Sila kedua yang berbicara tentang kemanusiaan yang adil dan beradab pun tidak kalah problematis. Secara normatif, bangsa ini seharusnya menempatkan manusia sebagai makhluk yang bermartabat dan memperjuangkan keadilan. Namun, kenyataan menunjukkan banyak kasus pelanggaran hak asasi manusia yang tidak pernah tuntas diselesaikan, dari masa lalu hingga hari ini. Buruh sering diperlakukan tidak adil, korban kekerasan masih sulit memperoleh keadilan, dan masih banyak kelompok yang hidup dalam kondisi marginal. Bahkan pelayanan publik yang seharusnya meringankan justru sering membebani. Kenaikan iuran BPJS Kesehatan misalnya, kerap menjadi polemik karena dirasakan memberatkan masyarakat kecil. Padahal akses kesehatan adalah hak dasar, namun di lapangan masih banyak rakyat yang mengeluh sulit mendapatkan layanan yang layak. Kemanusiaan yang adil dan beradab dalam praktik seperti ini tampak hanya menjadi cita-cita, sementara realitas berbicara sebaliknya.
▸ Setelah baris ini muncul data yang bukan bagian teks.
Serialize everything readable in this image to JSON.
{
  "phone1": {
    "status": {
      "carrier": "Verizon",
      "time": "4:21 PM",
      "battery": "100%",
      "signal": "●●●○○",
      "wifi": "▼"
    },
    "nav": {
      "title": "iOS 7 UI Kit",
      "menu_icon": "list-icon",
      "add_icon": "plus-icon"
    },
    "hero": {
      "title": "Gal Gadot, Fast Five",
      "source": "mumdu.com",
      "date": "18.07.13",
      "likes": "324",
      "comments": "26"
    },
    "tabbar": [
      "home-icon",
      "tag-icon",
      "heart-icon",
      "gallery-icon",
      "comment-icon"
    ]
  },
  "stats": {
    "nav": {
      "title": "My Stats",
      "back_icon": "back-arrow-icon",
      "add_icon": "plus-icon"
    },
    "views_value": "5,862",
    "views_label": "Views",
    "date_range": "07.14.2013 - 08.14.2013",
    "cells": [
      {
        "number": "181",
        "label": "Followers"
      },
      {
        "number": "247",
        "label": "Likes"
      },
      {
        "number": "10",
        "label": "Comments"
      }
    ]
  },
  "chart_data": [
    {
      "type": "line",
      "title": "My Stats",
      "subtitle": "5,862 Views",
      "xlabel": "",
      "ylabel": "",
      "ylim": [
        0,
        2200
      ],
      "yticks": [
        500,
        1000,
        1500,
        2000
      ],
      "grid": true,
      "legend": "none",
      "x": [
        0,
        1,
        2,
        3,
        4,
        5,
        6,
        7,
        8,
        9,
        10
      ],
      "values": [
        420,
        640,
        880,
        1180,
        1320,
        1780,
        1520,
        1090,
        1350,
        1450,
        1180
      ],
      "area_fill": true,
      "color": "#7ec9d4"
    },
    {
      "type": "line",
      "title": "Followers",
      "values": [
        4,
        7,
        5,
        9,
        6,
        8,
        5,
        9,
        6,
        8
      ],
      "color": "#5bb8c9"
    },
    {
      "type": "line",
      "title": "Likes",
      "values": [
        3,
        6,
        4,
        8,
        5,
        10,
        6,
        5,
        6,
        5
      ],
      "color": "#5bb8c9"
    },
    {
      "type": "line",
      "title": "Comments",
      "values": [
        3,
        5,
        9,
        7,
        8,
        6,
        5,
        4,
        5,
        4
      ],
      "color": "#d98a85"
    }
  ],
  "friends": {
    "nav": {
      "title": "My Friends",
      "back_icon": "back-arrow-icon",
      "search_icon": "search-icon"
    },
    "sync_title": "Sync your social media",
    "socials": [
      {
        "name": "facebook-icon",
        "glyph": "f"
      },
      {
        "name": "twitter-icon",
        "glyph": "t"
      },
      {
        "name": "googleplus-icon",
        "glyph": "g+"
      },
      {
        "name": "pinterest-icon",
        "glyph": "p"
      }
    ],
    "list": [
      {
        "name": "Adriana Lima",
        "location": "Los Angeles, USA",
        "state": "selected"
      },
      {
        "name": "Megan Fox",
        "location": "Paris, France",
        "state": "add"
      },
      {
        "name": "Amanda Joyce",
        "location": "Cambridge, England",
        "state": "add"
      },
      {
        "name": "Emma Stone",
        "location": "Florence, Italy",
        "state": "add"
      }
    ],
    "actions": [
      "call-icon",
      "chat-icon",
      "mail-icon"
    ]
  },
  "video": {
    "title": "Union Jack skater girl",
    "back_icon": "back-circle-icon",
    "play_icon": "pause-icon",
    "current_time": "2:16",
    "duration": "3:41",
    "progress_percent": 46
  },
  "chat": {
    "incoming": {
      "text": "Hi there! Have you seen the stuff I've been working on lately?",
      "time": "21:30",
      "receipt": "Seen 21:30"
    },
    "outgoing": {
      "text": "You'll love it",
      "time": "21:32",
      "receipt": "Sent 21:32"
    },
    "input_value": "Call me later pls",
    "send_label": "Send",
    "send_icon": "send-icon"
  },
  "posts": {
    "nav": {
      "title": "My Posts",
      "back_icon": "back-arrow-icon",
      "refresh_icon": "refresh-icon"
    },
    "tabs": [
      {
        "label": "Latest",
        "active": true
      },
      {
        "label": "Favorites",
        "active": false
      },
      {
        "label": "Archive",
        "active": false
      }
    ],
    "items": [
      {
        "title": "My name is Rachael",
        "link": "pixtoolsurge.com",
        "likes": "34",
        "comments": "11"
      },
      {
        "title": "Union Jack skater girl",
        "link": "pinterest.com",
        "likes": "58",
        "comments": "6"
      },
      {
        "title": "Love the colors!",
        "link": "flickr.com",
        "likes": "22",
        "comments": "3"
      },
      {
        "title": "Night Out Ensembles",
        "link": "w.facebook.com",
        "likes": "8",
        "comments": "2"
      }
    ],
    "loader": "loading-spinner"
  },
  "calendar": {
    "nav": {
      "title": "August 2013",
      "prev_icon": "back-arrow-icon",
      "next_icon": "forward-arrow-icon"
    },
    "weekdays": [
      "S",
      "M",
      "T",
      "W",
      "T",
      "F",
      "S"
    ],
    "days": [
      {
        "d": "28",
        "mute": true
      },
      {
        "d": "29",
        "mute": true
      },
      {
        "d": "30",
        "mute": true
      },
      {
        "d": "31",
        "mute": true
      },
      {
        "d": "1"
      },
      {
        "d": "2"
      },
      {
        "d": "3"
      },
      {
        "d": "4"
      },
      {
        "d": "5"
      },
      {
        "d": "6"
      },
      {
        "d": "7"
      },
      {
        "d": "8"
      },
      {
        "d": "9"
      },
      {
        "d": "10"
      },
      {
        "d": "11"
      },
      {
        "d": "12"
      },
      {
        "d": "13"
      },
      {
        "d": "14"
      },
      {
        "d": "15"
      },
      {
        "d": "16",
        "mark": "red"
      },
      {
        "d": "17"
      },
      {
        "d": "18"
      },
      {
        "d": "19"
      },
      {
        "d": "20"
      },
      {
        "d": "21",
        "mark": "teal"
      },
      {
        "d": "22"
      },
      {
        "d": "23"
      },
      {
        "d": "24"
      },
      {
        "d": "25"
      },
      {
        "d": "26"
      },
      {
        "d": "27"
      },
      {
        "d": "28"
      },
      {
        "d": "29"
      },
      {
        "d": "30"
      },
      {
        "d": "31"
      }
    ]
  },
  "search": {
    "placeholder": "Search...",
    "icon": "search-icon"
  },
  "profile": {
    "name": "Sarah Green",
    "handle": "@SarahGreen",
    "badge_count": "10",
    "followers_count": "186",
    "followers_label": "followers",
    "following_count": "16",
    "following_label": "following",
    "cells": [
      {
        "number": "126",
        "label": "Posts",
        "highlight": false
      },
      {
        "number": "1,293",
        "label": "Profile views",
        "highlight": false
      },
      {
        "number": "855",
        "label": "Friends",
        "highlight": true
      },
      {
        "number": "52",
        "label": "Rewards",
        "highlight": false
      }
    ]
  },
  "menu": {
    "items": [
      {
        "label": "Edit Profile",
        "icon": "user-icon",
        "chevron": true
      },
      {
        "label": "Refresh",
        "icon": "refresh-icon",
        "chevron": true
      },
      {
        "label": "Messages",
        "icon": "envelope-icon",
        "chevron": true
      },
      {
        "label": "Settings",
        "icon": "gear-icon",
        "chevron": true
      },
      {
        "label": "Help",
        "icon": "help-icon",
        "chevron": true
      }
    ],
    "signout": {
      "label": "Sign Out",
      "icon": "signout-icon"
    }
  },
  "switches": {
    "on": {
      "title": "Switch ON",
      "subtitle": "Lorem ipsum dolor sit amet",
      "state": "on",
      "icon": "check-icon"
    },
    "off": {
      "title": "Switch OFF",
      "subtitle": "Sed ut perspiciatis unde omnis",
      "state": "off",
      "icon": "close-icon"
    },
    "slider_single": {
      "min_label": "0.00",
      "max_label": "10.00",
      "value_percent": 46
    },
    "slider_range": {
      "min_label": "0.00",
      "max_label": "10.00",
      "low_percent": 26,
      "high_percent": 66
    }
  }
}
Baca juga:  Politisi Senior PPP Sebut Pancasila Bisa Terima Khilafah

Sila ketiga yang menekankan pentingnya persatuan Indonesia kini menghadapi tantangan yang sangat serius. Dalam praktik kehidupan berbangsa, persatuan yang seharusnya menjadi kekuatan justru sering terkoyak oleh kepentingan politik dan identitas. Polarisasi semakin tajam, terutama dalam setiap momentum pemilu. Media sosial menjadi ruang yang mempercepat dan memperluas perpecahan. Hoaks, ujaran kebencian, dan fitnah beredar begitu cepat sehingga memperuncing perbedaan. Kesetiaan pada kelompok, partai, atau tokoh tertentu seringkali lebih besar dibandingkan kesetiaan pada bangsa dan negara. Semboyan Bhinneka Tunggal Ika yang seharusnya hidup sebagai semangat persatuan kini hanya menjadi tulisan di lambang negara yang jarang benar-benar dirasakan. Persatuan Indonesia semakin pudar, dan hal ini menunjukkan betapa jauh pergeseran yang terjadi antara cita-cita dan kenyataan.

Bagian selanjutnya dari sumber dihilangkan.